- Business investment in Australia fell unexpectedly last quarter, primarily reflecting weaker investment from miners and flat spending from services firms.
- Investment in plant, machinery and equipment rose strongly, helping to partially offset weaker spending on buildings and structures. That should limit the expected drop in business investment in Australia’s upcoming Q3 GDP report.
- Expected investment for the current financial year was revised sharply higher, driven by stronger spending plans from Australia’s non-mining sectors.
- That will please policymakers at the RBA who are banking upon stronger non-mining investment to help keep Australian economic growth north of 3% in the coming years.
Companies invested less than markets expected in the September quarter but they are building a healthy pipeline of projects that bodes well for overall economic growth in the period ahead.
According to the Australian Bureau of Statistics (ABS), CAPEX fell by 0.5% in seasonally adjusted chain volume terms, missing expectations for an increase of 1%.
From a year earlier, total CAPEX fell by 0.6%.
The CAPEX survey captures around 60% of total business investment, excluding spending from industries such as agriculture, health and education. It therefore captures a majority of investment, but not all investment.
Expenditure on buildings and structures slumped by 2.8% during the quarter, dragging on the headline reading. This outcome was largely expected given weakness in Australia’s Q3 Construction Work Done report released earlier this week.
However, spending on plant, equipment and machinery rose strongly, lifting by 2.2%, an outcome that bodes well for Australia’s upcoming Q3 GDP report as it will flow directly into the release.
Over the past year, CAPEX on buildings and structures slumped by 7%, partially offset by a 7.7% lift in spending on equipment, plant and machinery.
By industry, investment by mining firms last quarter fell by 2.7% as a 7.4% lift in spending on plant, equipment and machinery was more than offset by a 5.7% decline in investment on buildings and structures.
CAPEX at other selected industries — namely services — was relatively unchanged while investment at manufacturers rose by 2.7%.
Like mining, CAPEX on plant, machinery and equipment in these sectors also increased during the quarter.
Expected CAPEX for the current financial year also rose strongly, an outcome that will undoubtedly please the Reserve Bank of Australia (RBA) who are banking upon stronger investment to help keep Australian economic growth above 3% in the coming years.
The fourth estimate for 2018/19 spend jumped to $114.1 billion, up from the third estimate of $102 billion offered three months ago.
That figure breezed past expectations for a smaller increase to $108.5 billion.
Expected expenditure in 2018/19 for Australia’s non-mining sectors rose to $80.7 billion, above the $80 billion figure that ANZ’s economics team said would be regarded as a strong result.
Within that figure, expected investment at services firms rose to $70.98 billion, some 13.9% higher than the previous estimate offered three months ago.

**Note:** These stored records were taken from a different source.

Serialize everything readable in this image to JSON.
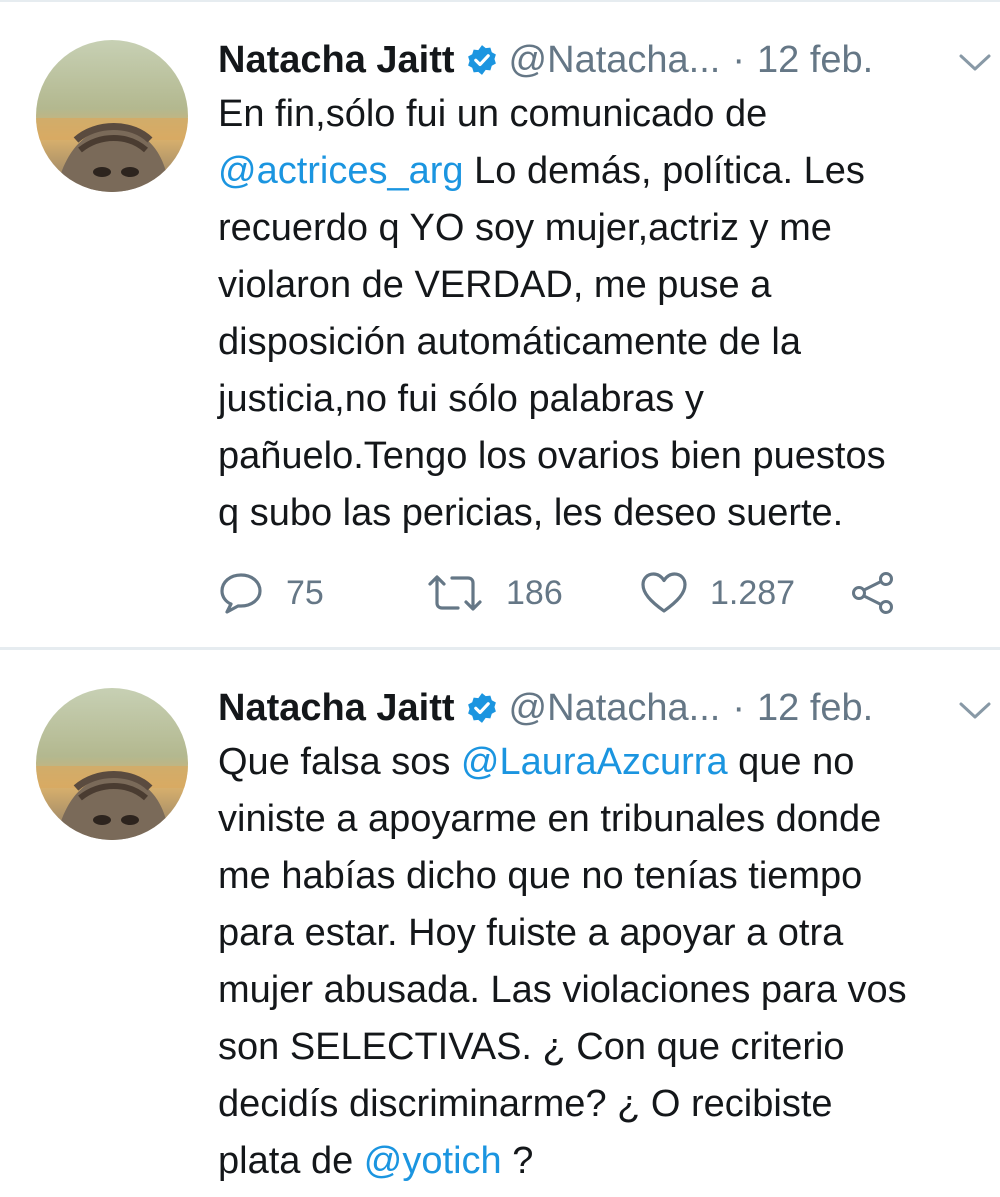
{
  "tweets": [
    {
      "author": {
        "name": "Natacha Jaitt",
        "handle": "@Natacha...",
        "verified": true
      },
      "separator": "·",
      "date": "12 feb.",
      "lines": [
        [
          {
            "t": "En fin,sólo fui un comunicado de"
          }
        ],
        [
          {
            "t": "@actrices_arg",
            "mention": true
          },
          {
            "t": " Lo demás, política. Les"
          }
        ],
        [
          {
            "t": "recuerdo q YO soy mujer,actriz y me"
          }
        ],
        [
          {
            "t": "violaron de VERDAD, me puse a"
          }
        ],
        [
          {
            "t": "disposición automáticamente de la"
          }
        ],
        [
          {
            "t": "justicia,no fui sólo palabras y"
          }
        ],
        [
          {
            "t": "pañuelo.Tengo los ovarios bien puestos"
          }
        ],
        [
          {
            "t": "q subo las pericias, les deseo suerte."
          }
        ]
      ],
      "stats": {
        "replies": "75",
        "retweets": "186",
        "likes": "1.287"
      }
    },
    {
      "author": {
        "name": "Natacha Jaitt",
        "handle": "@Natacha...",
        "verified": true
      },
      "separator": "·",
      "date": "12 feb.",
      "lines": [
        [
          {
            "t": "Que falsa sos "
          },
          {
            "t": "@LauraAzcurra",
            "mention": true
          },
          {
            "t": " que no"
          }
        ],
        [
          {
            "t": "viniste a apoyarme en tribunales donde"
          }
        ],
        [
          {
            "t": "me habías dicho que no tenías tiempo"
          }
        ],
        [
          {
            "t": "para estar. Hoy fuiste a apoyar a otra"
          }
        ],
        [
          {
            "t": "mujer abusada. Las violaciones para vos"
          }
        ],
        [
          {
            "t": "son SELECTIVAS. ¿ Con que criterio"
          }
        ],
        [
          {
            "t": "decidís discriminarme? ¿ O recibiste"
          }
        ],
        [
          {
            "t": "plata de "
          },
          {
            "t": "@yotich",
            "mention": true
          },
          {
            "t": " ?"
          }
        ]
      ]
    }
  ],
  "icons": {
    "verified": "verified-badge-icon",
    "more": "chevron-down-icon",
    "reply": "reply-icon",
    "retweet": "retweet-icon",
    "like": "heart-icon",
    "share": "share-icon"
  },
  "colors": {
    "text": "#14171a",
    "secondary": "#657786",
    "link": "#1b95e0",
    "divider": "#e6ecf0"
  }
}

Importantly, it was also 6.8% above the fourth estimate offered for the prior financial year.
Similar trends were seen at manufacturers with expected investment revised up to $9.725 billion, 13.2% higher than that offered in the June quarter. The figure was also up 7.4% from the fourth estimate offered for the 2017/18 financial year.

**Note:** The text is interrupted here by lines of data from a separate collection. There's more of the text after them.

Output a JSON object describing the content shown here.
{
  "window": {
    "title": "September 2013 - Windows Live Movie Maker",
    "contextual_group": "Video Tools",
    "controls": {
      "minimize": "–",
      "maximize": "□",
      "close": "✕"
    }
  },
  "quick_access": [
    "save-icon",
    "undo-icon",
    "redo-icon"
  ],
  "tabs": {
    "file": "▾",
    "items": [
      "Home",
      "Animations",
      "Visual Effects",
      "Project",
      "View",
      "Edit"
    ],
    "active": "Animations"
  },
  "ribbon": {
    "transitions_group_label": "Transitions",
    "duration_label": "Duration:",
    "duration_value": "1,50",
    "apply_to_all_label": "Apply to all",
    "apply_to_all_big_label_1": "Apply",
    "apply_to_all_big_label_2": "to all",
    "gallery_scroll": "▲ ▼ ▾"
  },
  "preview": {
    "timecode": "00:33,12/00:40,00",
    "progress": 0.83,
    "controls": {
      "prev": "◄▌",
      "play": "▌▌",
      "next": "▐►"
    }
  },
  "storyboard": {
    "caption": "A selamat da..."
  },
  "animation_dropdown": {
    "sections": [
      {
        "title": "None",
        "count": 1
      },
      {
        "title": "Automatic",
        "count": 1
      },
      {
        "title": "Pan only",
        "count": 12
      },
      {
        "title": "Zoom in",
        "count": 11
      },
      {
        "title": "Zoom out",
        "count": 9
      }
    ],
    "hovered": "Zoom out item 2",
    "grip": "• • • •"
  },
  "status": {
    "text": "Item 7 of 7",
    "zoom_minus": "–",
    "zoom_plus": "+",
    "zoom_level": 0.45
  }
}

Those figures will be welcomed by the RBA who stated earlier this month that it expects non-mining business investment to increase.
Partially offsetting the improvement in non-mining industries, expected investment among mining companies continued to fall, coming in at $33.36 billion, down 1.1% from the fourth estimate offered in the prior financial year.
However, the current estimate was still 5.7% higher than that offered three months ago.
While the drop in CAPEX last quarter suggests it was a weak report, Capital Economics Senior Economist Marcel Thieliant said the detail “wasn’t as bad as the headline suggests”.
“A closer look suggests that it wasn’t all bad,” he said.
The outlook for capital spending for the following months has improved a little.
“Given that firms tend to become more optimistic as the end of the financial year approaches, that figure may eventually rise to around $116.5 billion, which would imply a rather small 1.8% drop compared to the previous financial year.”
And that drop reflects the unwind of Australia’s mining investment boom that began earlier this decade, an outcome that is unlikely to drag on headline business investment in the coming years, especially should commodity prices remain firm.
Like Thieliant, Sarah Hunter, Chief Australia Economist for BIS Oxford Economics, said there was plenty of positive news to come from the report, especially on the outlook for non-mining investment.
“The survey data confirms the information from the business confidence indicators,” she says.
“Firms remain optimistic about the outlook, are increasingly hitting capacity constraints, and are planning to invest to expand capacity.
“We continue to expect non-mining business investment to be a driver of growth over the next 1-2 years, and are forecasting a 6.6% increase for the current financial year.”